В это время канцелярскую контору сотрясают новости. Главная – появление нового генерального. Это бойкий молодчик в потертых джинсах и свитере. И он срочно собирает начальников отделов.
«Вот же кошмар, кошмар!» – комментирует обезумевшая от горя Люсечка, бегая по кабинетам. Ей уже прозрачно намекнули на скорое увольнение. Люсечка так и видит за своим родненьким столиком чужую наглую девицу с чувственным ртом и бюстом пятого размера. Наверняка смоляную брюнетку, наверняка!
Другая сногсшибательная новость – появление Супина в отделе. Он выглядит безукоризненно: никаких голубых носков и линялых штанов. И очки, откуда ни возьмись, залихватские, узенькие.
«Неужто золотые?» – поражаются тетки до глубины души и шепчутся:
– Во как любовь прихватила!
– Да уж. Но перед смертью, как говорится, не надышишься.
Впрочем, тетушки решают, что он слишком бодр для предсмертной вылазки к врагу.
Супин вдруг сообщает, что решил взять с собой на ковер к новоявленному шефу Наталью Петровну.
– Зачем?! Чем я провинилась? – белеет Блинова, прилипая к стулу.
Ритуся и Елена Стефановна смотрят на нее как на молодогвардейца, поднимающего красное знамя перед фашистами.
– Думаю, все будет хорошо, Наталья Петровна, – улыбается Супин.
Перед дверями приемной Наталье Петровне становится и вовсе худо.
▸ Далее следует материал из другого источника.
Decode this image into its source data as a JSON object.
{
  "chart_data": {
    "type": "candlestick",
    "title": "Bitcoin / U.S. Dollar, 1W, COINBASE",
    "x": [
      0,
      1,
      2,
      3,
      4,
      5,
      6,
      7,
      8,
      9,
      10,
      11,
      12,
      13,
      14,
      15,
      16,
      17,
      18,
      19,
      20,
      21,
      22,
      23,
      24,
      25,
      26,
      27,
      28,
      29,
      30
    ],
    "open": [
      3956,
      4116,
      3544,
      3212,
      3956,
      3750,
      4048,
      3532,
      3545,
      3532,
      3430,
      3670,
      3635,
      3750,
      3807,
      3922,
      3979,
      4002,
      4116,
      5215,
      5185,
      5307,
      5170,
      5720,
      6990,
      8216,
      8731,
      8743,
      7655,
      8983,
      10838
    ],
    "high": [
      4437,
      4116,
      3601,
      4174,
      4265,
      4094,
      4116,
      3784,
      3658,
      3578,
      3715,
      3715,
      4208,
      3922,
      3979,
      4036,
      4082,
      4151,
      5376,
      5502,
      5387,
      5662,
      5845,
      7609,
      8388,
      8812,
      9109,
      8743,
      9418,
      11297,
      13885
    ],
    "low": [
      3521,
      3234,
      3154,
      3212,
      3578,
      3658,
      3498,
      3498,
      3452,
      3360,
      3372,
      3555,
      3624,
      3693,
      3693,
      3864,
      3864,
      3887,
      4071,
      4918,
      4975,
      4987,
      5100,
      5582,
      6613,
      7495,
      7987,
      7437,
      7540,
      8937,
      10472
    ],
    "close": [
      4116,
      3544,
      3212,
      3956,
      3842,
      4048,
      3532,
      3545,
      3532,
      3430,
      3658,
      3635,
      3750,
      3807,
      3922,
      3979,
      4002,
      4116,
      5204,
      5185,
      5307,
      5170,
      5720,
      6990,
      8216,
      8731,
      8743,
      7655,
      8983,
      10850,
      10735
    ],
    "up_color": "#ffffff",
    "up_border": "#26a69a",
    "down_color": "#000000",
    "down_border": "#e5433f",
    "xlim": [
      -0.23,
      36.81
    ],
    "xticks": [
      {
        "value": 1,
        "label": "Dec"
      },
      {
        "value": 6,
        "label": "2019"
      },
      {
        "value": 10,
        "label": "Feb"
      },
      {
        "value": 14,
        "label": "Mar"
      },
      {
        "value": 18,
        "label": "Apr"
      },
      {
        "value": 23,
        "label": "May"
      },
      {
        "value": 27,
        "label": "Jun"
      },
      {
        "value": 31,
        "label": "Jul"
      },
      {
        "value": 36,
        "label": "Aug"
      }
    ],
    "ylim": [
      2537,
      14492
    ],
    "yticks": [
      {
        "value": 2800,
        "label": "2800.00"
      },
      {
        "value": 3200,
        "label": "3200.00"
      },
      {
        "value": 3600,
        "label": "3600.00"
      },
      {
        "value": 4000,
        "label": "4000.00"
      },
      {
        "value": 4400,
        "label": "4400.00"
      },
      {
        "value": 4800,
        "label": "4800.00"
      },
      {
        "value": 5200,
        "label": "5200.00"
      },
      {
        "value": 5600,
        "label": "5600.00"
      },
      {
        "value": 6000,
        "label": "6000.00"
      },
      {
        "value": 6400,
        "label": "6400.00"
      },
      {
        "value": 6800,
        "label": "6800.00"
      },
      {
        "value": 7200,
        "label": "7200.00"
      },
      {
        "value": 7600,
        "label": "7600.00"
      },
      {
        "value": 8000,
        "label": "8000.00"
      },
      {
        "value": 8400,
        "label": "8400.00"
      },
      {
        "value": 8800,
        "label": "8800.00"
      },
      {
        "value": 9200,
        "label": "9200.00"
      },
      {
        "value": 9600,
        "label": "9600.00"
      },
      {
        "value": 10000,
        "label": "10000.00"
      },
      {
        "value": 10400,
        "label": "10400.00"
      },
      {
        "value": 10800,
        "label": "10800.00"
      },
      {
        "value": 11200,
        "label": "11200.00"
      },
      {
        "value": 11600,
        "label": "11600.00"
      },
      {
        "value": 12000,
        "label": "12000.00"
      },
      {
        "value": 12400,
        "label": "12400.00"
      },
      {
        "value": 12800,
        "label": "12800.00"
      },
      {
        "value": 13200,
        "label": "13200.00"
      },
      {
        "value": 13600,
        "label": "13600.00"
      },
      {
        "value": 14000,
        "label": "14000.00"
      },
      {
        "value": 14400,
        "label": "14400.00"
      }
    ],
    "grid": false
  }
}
Но Павел Иванович неумолим:
– Возьмите себя в руки. Все будет в полном порядке!
Когда они заходят, на бывшего главбуха обрушиваются сочувственные приветствия и взгляды. В приемной царит тягостное молчание. Логисты, маркетологи, рекламщики – словом, вся верхушка команды Бойченко крепится из последних сил, ожидая окончательного и бесповоротного изгнания из родных стен.
– О, Павел Иванович, вот и вы. Можем начинать!
«Молодчик» приветствует Супина радостно, выскакивая из кабинета.
– Давайте, друзья, без церемоний, располагайтесь у меня, – великодушным жестом приглашает он всех.
– Демократию разводит, волчонок в овечьей шкуре, – шепчет логист Полкану. Но тот будто не слышит его слов.
Когда все рассаживаются у стола для совещаний, странный новый генеральный, блистая улыбкой, начинает вываливать в пулеметном темпе информацию.
– Итак, господа, меня зовут Денис Денисович Мещеряков. Сразу хочу успокоить всех – пока никаких экстраординарных мер по штатному расписанию и по персоналиям принимать я не намерен. Буду присматриваться к вам. А вы – ко мне, – он едва ли не подмигивает смурному логисту.
– Но это не значит, что какие-то нововведения не последуют в работе, когда я оценю всех и каждого. Всех и каждого! – улыбка исчезает так же моментально, как и появляется. – Самый существенный момент на сегодняшний день – назначение моего заместителя. Я принял решение и уже подписал свой первый приказ, – дурашливый Денис Денисович машет листом с подписью-кляксой. – Назначаю заместителем генерального директора моей… – он делает резкое ударение на слове «моей» и выдерживает паузу: –…моей компании Павла Ивановича Супина. Не слышу ликования? – разводит он руками.